Au cours Foucault, les rangs des porte-drapeaux étaient une nouvelle fois réunis ce lundi 8 juin pour la Journée nationale d’hommage aux morts pour la France en Indochine. Une cérémonie sobre, comme souvent. Lecture du message ministériel par le préfet de Tarn-et-Garonne, Sébastien Cauwel, dépôt de gerbe et recueillement se sont succédé au pied des drapeaux. Mais derrière le protocole se dessine une réalité plus profonde : celle d’une guerre qui s’éloigne peu à peu de la mémoire collective.

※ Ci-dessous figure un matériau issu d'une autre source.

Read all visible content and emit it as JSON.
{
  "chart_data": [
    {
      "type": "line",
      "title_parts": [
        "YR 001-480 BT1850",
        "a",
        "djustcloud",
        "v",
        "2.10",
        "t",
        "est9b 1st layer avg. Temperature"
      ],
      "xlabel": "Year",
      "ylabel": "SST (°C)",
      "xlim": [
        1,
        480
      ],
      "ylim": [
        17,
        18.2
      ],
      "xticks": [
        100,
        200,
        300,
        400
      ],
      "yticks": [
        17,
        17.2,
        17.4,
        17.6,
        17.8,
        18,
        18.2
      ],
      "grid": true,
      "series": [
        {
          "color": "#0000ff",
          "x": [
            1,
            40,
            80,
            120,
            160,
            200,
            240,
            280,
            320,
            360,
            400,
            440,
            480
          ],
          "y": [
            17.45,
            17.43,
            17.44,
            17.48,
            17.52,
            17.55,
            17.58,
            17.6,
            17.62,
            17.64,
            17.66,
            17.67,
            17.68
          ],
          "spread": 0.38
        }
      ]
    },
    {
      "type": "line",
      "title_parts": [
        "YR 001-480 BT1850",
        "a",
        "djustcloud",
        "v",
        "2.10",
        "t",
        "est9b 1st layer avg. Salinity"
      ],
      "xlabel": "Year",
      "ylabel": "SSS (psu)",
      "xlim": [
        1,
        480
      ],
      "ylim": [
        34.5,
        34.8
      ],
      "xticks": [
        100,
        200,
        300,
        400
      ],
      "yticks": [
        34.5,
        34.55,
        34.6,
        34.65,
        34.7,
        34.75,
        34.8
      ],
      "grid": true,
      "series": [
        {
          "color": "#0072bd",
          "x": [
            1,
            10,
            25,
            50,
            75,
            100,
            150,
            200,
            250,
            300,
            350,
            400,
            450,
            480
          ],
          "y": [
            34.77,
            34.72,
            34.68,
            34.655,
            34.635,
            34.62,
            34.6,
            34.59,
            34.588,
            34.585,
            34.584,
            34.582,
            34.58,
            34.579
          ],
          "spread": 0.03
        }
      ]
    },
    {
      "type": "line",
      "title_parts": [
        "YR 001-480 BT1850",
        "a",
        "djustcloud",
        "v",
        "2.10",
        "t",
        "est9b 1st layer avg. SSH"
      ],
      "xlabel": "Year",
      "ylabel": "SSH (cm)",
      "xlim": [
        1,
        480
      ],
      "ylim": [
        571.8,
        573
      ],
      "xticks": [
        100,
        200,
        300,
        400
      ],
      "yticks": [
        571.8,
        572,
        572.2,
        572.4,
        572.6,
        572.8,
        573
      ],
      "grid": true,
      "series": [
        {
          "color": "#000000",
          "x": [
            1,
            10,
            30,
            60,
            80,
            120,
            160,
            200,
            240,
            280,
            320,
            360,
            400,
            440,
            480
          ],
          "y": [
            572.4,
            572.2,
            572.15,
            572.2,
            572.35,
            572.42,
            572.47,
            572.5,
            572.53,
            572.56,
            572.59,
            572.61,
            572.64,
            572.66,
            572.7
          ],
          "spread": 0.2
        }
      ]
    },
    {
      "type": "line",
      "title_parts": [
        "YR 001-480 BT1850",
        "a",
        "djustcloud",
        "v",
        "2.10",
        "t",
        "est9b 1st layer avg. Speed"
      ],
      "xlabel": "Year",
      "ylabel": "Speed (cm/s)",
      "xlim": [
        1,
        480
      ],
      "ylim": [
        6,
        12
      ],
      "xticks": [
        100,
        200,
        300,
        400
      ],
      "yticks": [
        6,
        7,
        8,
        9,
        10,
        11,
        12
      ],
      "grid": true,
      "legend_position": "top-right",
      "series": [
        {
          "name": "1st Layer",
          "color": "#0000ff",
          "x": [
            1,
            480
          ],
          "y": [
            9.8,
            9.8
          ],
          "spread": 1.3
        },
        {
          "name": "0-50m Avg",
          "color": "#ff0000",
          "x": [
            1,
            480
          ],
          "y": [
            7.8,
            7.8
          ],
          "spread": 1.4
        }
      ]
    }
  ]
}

Une guerre souvent oubliée

La guerre d’Indochine occupe une place particulière dans l’histoire française. Ni véritablement célébrée comme la Libération, ni aussi présente dans le débat public que la guerre d’Algérie, elle demeure souvent méconnue des plus jeunes générations.

Pourtant, entre 1945 et 1954, plus de 83 000 hommes liés aux forces françaises y ont perdu la vie. Le message ministériel a rappelé la diversité de ceux qui combattirent : militaires métropolitains, légionnaires, tirailleurs africains, combattants indochinois engagés aux côtés de la France, personnels de santé, marins et aviateurs.

Le souvenir du courage

Le texte a également évoqué plusieurs figures marquantes du conflit. Celles des parachutistes largués sur Diên Biên Phu alors que l’issue de la bataille semblait déjà compromise. Celles des prisonniers dont une grande partie ne revint jamais des camps du Viet Minh. Celles encore des médecins, infirmiers et personnels de santé qui poursuivirent leur mission au milieu des combats. Autant de parcours différents réunis par un même engagement.

Honorer les hommes derrière l’Histoire

À l’issue de la cérémonie, un dépôt de gerbe a été effectué en hommage aux morts pour la France en Indochine. Pour les anciens combattants, les familles, les porte-drapeaux et les autorités présentes, l’enjeu n’est pas seulement de commémorer un conflit vieux de plus de soixante-dix ans. Il s’agit aussi de préserver le souvenir des hommes qui l’ont vécu. Car si les témoins de cette guerre sont aujourd’hui de moins en moins nombreux, le courage, la fidélité à la mission et la fraternité d’armes qu’ils ont incarnés continuent d’habiter la mémoire nationale.